Lesson Wrap-Up: Paradigm Shift

One of the tenets about my new position is letting go of the tension I normally harbor in my legs and letting myself sit on the horse and follow his position with my hips.  This has led to feels I've never felt before, and a really cool lesson Thursday night.

A very cool and tiring lesson.  He let the crossties hold his head up during his bath afterward.

We started out doing a mixture of shallow loops with distinct bend changes, mixed in with 12m circles to establish more bend when necessary.  The loops were varying sizes and distances, and the point was to get him even in both shoulders.

He started out doing it fine on the right and not so fine on the left, of course, you guys know that by now.  But this time, she told me to think about bringing his left shoulder over with the left rein, almost like a plow rein, when he wasn't on it/was more on the right.

I tried that out and somehow magically got the timing right almost from the beginning.  It felt like I was massaging the left rein to the inside of the circle while the left foreleg was in the air.

Proof that we don't have problems with ALL tents, just certain tents.

Within a minute or two, he stood up underneath me and stopped piling all his weight on the right shoulder.  Lightbulb #1:  I've been trying to solve the left bend/right shoulder problem by blocking Connor from putting all his weight on the right shoulder, when what I really needed to be doing is the opposite: say "Come over here onto the left shoulder" instead of "Don't go onto the right shoulder".

Even cooler, he quickly became straight and even without any of the tension I normally get when I make him straighten up.  His mouth was soft and playful.

We started to work on fixing this problem in that lesson too, although the big breakthroughs happened and the trot and walk.

We were playing with the same thing at the trot a little while later, on a 12m circle, when my trainer said, "You're so much in the right rein, he can't bring his right shoulder around."  I released the right rein and IMMEDIATELY I saw and felt his weight and withers go right, and the left shoulder came through more.  And then I repeated it a couple times because inquiring minds want to know if that was a fluke, or a real thing.

Lightbulb #2: His inability to give me left bend is at least partially caused by me preventing his right side from coming around the left side with too much right/outside rein.

Let go of the right rein, self!
Once he was straight, we played with those concepts at the canter, and really tried to affect the canter from within the canter, which is not something I've done a lot of up to this point.  It's time, though.


  1. So much good progress!
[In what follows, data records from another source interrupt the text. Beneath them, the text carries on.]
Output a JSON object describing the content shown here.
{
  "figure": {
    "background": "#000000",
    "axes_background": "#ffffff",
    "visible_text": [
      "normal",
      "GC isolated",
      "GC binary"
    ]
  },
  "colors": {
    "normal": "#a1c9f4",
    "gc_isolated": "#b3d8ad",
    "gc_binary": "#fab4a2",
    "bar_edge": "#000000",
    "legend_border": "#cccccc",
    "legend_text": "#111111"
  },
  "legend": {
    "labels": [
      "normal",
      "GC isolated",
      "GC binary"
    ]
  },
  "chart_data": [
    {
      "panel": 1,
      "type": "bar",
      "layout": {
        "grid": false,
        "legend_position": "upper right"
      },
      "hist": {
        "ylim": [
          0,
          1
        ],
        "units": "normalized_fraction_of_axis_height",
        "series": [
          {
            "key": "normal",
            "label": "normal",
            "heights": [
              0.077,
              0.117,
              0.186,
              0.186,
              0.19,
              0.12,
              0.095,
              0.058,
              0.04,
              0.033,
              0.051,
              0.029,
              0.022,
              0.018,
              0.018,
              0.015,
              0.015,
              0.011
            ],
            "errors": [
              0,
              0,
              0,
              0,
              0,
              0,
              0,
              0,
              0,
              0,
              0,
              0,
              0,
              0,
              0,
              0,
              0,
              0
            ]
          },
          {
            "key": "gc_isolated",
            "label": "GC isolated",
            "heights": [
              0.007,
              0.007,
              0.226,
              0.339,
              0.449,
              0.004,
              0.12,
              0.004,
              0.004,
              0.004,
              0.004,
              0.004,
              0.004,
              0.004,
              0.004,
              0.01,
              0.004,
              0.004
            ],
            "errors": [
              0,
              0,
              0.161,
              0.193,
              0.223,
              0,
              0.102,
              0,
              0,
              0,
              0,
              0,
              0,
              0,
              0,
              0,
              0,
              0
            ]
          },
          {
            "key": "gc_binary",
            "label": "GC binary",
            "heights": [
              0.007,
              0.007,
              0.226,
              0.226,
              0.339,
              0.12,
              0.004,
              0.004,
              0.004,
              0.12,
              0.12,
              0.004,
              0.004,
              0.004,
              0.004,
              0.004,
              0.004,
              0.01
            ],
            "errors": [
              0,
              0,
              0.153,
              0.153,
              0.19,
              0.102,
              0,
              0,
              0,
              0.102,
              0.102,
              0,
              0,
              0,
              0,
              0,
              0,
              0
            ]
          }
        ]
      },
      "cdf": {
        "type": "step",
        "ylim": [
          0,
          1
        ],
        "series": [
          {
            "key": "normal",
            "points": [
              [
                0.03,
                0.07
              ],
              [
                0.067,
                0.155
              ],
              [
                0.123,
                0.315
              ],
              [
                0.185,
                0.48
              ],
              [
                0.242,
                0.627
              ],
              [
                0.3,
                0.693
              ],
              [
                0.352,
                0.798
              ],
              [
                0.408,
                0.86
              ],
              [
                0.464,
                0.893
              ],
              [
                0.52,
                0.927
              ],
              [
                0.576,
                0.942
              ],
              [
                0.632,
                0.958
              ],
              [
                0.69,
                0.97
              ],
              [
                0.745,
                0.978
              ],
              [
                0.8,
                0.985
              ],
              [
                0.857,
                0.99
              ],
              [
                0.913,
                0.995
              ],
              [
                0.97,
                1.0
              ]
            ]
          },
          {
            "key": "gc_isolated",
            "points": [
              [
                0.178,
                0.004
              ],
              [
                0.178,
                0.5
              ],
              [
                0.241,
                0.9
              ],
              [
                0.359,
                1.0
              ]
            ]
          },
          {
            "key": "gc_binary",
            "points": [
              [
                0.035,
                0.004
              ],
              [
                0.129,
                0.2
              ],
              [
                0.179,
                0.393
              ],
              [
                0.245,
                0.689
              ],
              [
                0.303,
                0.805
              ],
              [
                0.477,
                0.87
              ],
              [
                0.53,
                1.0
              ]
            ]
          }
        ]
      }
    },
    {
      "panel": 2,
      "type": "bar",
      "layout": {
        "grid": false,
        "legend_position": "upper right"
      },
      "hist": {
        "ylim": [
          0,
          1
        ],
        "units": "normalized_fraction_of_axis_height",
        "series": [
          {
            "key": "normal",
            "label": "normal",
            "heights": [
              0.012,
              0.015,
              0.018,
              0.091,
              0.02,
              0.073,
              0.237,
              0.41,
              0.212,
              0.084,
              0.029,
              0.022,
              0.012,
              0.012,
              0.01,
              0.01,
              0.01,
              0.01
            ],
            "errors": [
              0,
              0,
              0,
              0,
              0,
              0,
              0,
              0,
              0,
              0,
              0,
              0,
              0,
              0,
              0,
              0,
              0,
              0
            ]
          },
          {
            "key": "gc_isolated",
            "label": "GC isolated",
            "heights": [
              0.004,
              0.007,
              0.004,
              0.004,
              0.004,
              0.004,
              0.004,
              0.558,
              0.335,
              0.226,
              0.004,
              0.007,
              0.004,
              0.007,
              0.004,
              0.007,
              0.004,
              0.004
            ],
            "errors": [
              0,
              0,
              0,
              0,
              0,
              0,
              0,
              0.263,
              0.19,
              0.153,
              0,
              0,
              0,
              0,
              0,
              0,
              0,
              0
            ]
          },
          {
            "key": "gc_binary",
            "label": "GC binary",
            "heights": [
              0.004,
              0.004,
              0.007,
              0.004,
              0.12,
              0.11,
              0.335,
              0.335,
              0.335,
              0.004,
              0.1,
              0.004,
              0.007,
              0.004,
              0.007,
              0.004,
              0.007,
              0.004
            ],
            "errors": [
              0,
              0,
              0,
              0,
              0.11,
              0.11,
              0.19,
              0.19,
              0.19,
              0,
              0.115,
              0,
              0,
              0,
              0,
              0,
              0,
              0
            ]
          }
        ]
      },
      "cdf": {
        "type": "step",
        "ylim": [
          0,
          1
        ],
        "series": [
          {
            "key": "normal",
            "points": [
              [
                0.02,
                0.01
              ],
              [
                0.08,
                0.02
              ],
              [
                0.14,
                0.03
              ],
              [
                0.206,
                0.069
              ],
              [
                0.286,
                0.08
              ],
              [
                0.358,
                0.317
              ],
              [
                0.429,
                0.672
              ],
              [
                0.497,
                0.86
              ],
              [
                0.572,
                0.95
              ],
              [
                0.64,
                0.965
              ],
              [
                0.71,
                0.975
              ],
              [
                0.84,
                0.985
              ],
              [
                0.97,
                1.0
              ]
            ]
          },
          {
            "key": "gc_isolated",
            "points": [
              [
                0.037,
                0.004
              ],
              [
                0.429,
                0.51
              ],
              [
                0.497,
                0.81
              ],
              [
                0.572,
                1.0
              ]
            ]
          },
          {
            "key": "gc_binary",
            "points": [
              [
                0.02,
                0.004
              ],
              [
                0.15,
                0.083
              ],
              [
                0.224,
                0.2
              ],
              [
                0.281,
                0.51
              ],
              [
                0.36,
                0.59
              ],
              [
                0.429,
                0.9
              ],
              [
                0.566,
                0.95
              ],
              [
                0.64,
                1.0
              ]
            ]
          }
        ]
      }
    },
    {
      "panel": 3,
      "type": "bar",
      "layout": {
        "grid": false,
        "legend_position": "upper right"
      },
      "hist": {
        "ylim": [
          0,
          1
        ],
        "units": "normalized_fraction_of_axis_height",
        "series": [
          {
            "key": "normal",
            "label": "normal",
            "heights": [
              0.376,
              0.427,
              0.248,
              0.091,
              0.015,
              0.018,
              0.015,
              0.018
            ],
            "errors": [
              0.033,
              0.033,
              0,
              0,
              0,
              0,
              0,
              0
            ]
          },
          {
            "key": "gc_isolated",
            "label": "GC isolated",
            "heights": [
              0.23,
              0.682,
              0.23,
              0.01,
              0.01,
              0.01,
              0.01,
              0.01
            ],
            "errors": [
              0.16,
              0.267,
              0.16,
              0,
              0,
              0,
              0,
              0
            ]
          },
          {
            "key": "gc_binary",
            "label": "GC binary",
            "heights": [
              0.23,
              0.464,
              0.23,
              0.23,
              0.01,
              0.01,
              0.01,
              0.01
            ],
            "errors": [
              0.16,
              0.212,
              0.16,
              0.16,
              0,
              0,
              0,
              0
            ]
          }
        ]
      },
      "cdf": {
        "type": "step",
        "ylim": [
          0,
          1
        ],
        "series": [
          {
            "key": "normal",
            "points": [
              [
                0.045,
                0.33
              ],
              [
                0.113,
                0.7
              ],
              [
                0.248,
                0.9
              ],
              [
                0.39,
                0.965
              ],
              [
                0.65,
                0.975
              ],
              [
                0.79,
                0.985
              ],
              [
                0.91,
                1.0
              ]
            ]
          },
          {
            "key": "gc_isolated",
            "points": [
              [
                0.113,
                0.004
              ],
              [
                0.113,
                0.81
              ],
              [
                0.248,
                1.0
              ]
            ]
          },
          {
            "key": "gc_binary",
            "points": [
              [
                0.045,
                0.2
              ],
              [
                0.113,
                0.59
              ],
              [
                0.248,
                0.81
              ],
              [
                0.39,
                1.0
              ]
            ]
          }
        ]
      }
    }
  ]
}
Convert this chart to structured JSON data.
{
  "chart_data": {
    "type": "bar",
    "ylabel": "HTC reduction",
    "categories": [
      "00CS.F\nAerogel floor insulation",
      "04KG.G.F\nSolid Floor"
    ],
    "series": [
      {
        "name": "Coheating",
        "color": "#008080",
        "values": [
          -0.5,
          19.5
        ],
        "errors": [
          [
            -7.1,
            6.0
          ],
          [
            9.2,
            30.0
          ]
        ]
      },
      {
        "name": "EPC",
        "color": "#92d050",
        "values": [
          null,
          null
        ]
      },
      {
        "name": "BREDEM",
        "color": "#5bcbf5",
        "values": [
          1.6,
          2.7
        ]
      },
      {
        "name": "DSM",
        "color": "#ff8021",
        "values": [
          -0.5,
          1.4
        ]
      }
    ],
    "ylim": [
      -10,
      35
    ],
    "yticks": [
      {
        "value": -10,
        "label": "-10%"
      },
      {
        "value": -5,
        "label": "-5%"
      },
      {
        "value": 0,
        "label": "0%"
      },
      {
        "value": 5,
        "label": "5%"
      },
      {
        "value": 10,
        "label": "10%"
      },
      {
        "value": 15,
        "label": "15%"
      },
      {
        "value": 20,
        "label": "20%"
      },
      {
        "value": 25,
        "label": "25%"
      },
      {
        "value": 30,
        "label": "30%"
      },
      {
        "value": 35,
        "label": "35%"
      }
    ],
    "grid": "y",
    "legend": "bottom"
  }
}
I feel so much of my current lessons echoed here!

  2. sounds like a great lesson. I think I need to think about some of these things myself. :)

  3. I love reading your posts because they really make me think about what I'm doing and why. So helpful to hear about some of these important things from a different perspective than my trainer!

  4. I have exactly the other problem... I loooves the left rein so much, I never want to let it go!

  5. Love your lightbulb moments. :-) One step at a time.

  6. Love your detailed recaps, always so much for me to think on in my riding too. Glad you had a great ride!

  7. Sounds like another great lesson. He looks so beat in the after shot.

  8. Hi Jen, I realise this is completely irrelevant to this post but I saw these and immediately thought of you!